The wifes sister has been out of town since just after christmas, and came back on this past saturday.
When we finally saw her, she asked if we had left anything at her house for her.
Uh, no, we hadnt.
At some point , during her absence, someone left a full sized plywood cutout of this guy on her front porch:

undertaker_1_full.png


Literally, its over 6ft tall, and painted in full detail with tattoos and everything.
No one she knows is into wrestling, and no one has fessed up to leaving it there.
What in the holy hell would posses someone?
This is about a 6 out of 10 on the creep scale , to me.
Ideas?
 
just a 6??????

i'd be all about callin' some cops. for a number of reasons. then i'd be all about researching whatever this dude is.

JUST A 6?????
 
Kinda creepy.
The wifes sister has been out of town since just after christmas, and came back on this past saturday.
When we finally saw her, she asked if we had left anything at her house for her.
Uh, no, we hadnt.
At some point , during her absence, someone left a full sized plywood cutout of this guy on her front porch:

undertaker_1_full.png


Literally, its over 6ft tall, and painted in full detail with tattoos and everything.
No one she knows is into wrestling, and no one has fessed up to leaving it there.
What in the holy hell would posses someone?
This is about a 6 out of 10 on the creep scale , to me.
Ideas?

7.5 easy.... probably just kids fucking around though
 
Its obviously a prank, why would you call the cops.

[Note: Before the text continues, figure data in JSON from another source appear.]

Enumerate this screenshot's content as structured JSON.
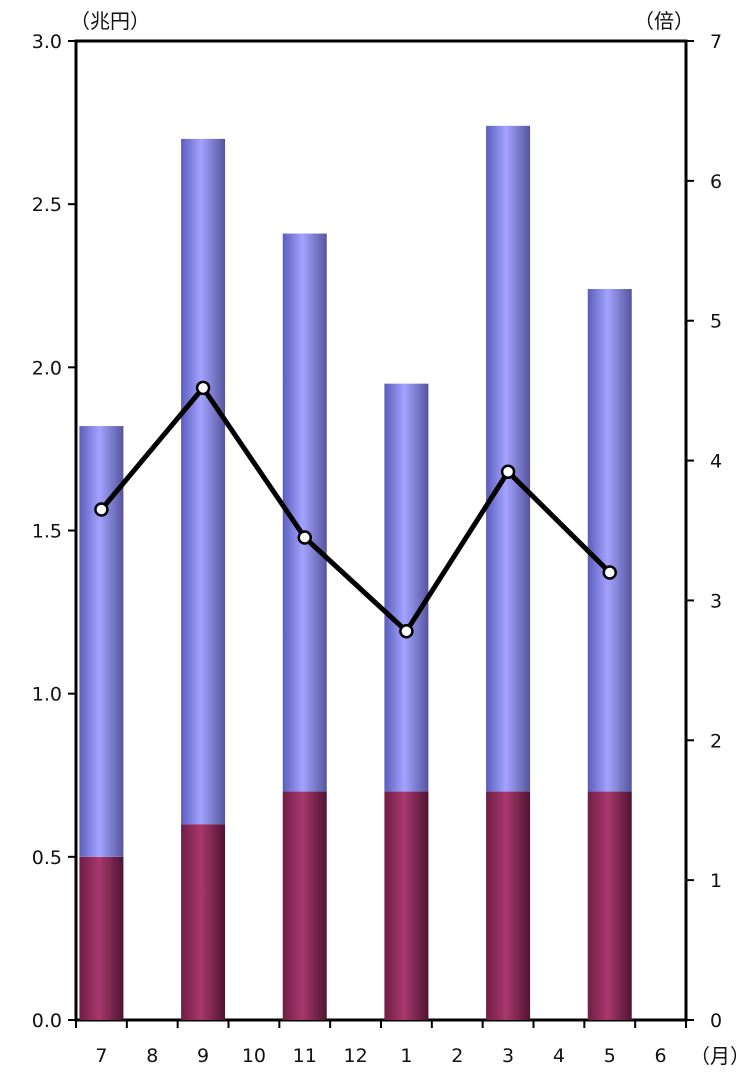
{
  "chart_data": {
    "type": "bar",
    "left_axis_unit": "（兆円）",
    "right_axis_unit": "（倍）",
    "x_axis_unit": "（月）",
    "categories": [
      "7",
      "8",
      "9",
      "10",
      "11",
      "12",
      "1",
      "2",
      "3",
      "4",
      "5",
      "6"
    ],
    "left_ylim": [
      0,
      3.0
    ],
    "right_ylim": [
      0,
      7
    ],
    "left_ticks": [
      "0.0",
      "0.5",
      "1.0",
      "1.5",
      "2.0",
      "2.5",
      "3.0"
    ],
    "right_ticks": [
      "0",
      "1",
      "2",
      "3",
      "4",
      "5",
      "6",
      "7"
    ],
    "bar_series": [
      {
        "color": "#8b2558",
        "values": [
          0.5,
          null,
          0.6,
          null,
          0.7,
          null,
          0.7,
          null,
          0.7,
          null,
          0.7,
          null
        ]
      },
      {
        "color": "#8a8af0",
        "values": [
          1.32,
          null,
          2.1,
          null,
          1.71,
          null,
          1.25,
          null,
          2.04,
          null,
          1.54,
          null
        ]
      }
    ],
    "line_series": {
      "axis": "right",
      "color": "#000000",
      "values": [
        3.65,
        null,
        4.52,
        null,
        3.45,
        null,
        2.78,
        null,
        3.92,
        null,
        3.2,
        null
      ]
    },
    "grid": false,
    "legend": "none"
  }
}
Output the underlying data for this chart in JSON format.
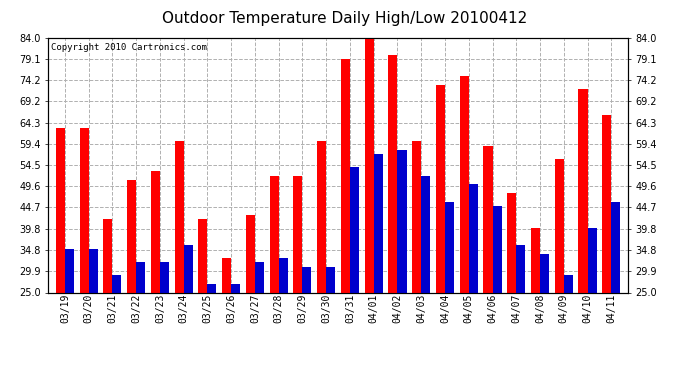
{
  "title": "Outdoor Temperature Daily High/Low 20100412",
  "copyright": "Copyright 2010 Cartronics.com",
  "dates": [
    "03/19",
    "03/20",
    "03/21",
    "03/22",
    "03/23",
    "03/24",
    "03/25",
    "03/26",
    "03/27",
    "03/28",
    "03/29",
    "03/30",
    "03/31",
    "04/01",
    "04/02",
    "04/03",
    "04/04",
    "04/05",
    "04/06",
    "04/07",
    "04/08",
    "04/09",
    "04/10",
    "04/11"
  ],
  "highs": [
    63,
    63,
    42,
    51,
    53,
    60,
    42,
    33,
    43,
    52,
    52,
    60,
    79,
    84,
    80,
    60,
    73,
    75,
    59,
    48,
    40,
    56,
    72,
    66
  ],
  "lows": [
    35,
    35,
    29,
    32,
    32,
    36,
    27,
    27,
    32,
    33,
    31,
    31,
    54,
    57,
    58,
    52,
    46,
    50,
    45,
    36,
    34,
    29,
    40,
    46
  ],
  "high_color": "#ff0000",
  "low_color": "#0000cc",
  "bg_color": "#ffffff",
  "plot_bg_color": "#ffffff",
  "grid_color": "#b0b0b0",
  "ylim": [
    25.0,
    84.0
  ],
  "yticks": [
    25.0,
    29.9,
    34.8,
    39.8,
    44.7,
    49.6,
    54.5,
    59.4,
    64.3,
    69.2,
    74.2,
    79.1,
    84.0
  ],
  "title_fontsize": 11,
  "copyright_fontsize": 6.5,
  "tick_fontsize": 7,
  "bar_width": 0.38
}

Put it in your window, and fuck with door to door people for a while, then light it on fire.
 
Its obviously a prank, why would you call the cops.

Put it in your window, and fuck with door to door people for a while, then light it on fire.
 
Is your sister in law single? Maybe she has some weird secret admirer, harmless mostly based on this, that doesn't have the balls to fess up yet, and somehow lived under the misguided viewpoint that this is something she would really love. Now that the water cooler talk has reverberated that she's creeped out by it, he's in the lunchroom, cutting himself mercilessly.
 
Is your sister in law single? Maybe she has some weird secret admirer, harmless mostly based on this, that doesn't have the balls to fess up yet, and somehow lived under the misguided viewpoint that this is something she would really love. Now that the water cooler talk has reverberated that she's creeped out by it, he's in the lunchroom, cutting himself mercilessly.


Your theory could be valid, but um, to put it delicately, shes a fan of the sandwich.